Similarly, many teachers have anecdotal evidence that after a while, Black children begin to dislike just reading Black books. I have a student collecting data for me at a high school here in Philadelphia. I am having the hardest time getting the high school students to read a Black historical book. They even chose to read the Handmaid's Tale over Octavia Butler's Kindred. I think some of that is internalized White supremacy and anti-Blackness. But some of it is just fatigue around Black pain, specifically for Black children.

Some of my friends who work in Asian American and Asian diaspora children's literature also report startling statistics that most Asian American children and young adult authors do not write Asian, Asian American, or Asian diaspora characters. Often their protagonists are White. 

 

Q: What can teachers do to help children of color to get away from the fatigue around the history of pain?

A: Kids need a balance of stories, although we don't have many stories that are not about Black pain. The only way you get away with it is if you remove other options from the reader or the viewer, which is what happened in the Black Panther. When the mainstream audiences don't have the alternatives, either they could reject the entire narrative of Black Panther, or they would have to view it and identify the Black characters. We need that kind of things for kids of color and kids who are marginalized in other ways, such as kids with disabilities, and LGBTQ and trans kids, who unfortunately have an astronomical suicide rate.

The books about slavery, gang members, or somebody on drugs –– there's really no relief from those kinds of narratives, while other kinds of literature are riven with stereotypes. For example, my friend who focuses on Asian and Asian American children's literature talks about how inappropriate a lot of that literature is, where you have a grandma walking on the street wearing a traditional dress that she would never wear in that context. It's meant to set up people of Asia as always alien, and those are subtle messages pounding a kid's mind and imagination and shaping their consciousness. By the time I am in middle school, I might not want to read books about people like me either.

 

Q: What about parents? What should parents do? What resources are available to help parents pick more diverse books?
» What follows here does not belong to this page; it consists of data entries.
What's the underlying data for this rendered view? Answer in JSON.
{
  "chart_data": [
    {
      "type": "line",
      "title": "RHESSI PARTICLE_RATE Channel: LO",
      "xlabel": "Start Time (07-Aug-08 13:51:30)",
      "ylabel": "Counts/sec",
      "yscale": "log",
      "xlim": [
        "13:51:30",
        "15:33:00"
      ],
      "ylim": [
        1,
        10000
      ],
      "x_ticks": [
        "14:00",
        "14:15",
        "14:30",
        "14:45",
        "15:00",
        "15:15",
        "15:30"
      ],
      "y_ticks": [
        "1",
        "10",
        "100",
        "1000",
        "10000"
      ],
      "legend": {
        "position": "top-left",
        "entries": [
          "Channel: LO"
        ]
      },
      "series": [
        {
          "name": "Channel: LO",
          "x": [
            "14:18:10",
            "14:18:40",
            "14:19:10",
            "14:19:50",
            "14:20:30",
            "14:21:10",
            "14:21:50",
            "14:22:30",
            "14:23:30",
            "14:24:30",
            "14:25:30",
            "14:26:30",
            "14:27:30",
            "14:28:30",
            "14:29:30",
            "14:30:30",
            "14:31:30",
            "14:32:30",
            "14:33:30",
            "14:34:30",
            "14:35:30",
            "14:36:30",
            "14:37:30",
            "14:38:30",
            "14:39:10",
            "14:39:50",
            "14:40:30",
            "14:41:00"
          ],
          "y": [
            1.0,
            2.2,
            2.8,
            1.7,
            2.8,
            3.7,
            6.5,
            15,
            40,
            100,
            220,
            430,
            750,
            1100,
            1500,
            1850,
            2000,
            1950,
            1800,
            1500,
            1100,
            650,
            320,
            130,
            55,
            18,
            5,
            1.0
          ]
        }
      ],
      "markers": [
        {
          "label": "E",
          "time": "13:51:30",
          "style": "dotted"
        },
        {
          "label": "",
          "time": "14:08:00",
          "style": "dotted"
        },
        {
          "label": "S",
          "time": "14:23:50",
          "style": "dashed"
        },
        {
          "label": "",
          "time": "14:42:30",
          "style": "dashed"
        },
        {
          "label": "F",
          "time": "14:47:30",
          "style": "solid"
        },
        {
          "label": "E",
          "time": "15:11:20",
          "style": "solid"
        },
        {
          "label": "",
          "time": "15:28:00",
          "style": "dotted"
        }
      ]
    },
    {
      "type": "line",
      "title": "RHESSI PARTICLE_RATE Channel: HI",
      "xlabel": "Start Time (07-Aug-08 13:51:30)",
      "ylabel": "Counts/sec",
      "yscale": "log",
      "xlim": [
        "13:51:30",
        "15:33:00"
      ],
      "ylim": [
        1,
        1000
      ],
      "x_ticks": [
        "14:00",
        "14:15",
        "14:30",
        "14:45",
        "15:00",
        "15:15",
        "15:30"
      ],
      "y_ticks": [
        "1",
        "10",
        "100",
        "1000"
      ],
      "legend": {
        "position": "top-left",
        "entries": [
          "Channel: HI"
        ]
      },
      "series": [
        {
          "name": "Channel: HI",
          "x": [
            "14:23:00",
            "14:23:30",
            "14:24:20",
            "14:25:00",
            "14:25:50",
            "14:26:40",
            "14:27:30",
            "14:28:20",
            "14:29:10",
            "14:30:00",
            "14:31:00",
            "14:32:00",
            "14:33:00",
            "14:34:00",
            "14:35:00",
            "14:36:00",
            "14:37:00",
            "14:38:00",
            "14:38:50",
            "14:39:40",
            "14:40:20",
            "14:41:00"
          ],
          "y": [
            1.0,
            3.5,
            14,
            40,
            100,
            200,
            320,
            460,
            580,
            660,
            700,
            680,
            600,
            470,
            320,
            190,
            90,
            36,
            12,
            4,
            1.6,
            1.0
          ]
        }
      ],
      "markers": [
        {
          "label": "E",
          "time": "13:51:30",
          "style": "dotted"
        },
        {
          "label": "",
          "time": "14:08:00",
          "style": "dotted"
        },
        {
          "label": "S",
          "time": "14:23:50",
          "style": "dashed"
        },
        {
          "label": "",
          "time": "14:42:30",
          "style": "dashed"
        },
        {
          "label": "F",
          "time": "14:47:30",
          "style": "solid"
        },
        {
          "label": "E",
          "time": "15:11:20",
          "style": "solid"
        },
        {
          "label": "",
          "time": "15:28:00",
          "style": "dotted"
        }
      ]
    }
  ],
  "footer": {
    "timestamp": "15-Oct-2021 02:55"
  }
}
A: I think it's important for parents to become more aware of the importance and influence of racial representation in literature. We can build this awareness by teaching them different things in the first place, by introducing these tough topics to them in different ways, by having a variety of literature, media, and video games where some race/ethnicity are not always the center of the narrative. If they get that narratives can be about different people when they are very young, when they are older, maybe they won't react so harshly to de-centering.

Every year, for Penn GSE’s Educator’s Playbook, I pick a list of best children’s books. The website We Need Diverse Books is a good one. Lee & Low Books has a lot of great resources. There is also Teaching for Change and Teaching Tolerance.

 

Q: What else do you think should be done?

A: I think that movies like Black Panther are incredibly important, because this movie entered into the public consciousness and it is a new way of seeing Blackness. Imagine, if Marvel had chosen not to whitewash several of its properties and actually cast well-deserving Asian American actors in roles for Doctor Strange and Iron Fist, we could be having a similar conversation with Asian American parents. We have to speak out whenever a text is whitewashed, because we are always going to have White protagonists that aren't going anywhere and we need more diversity.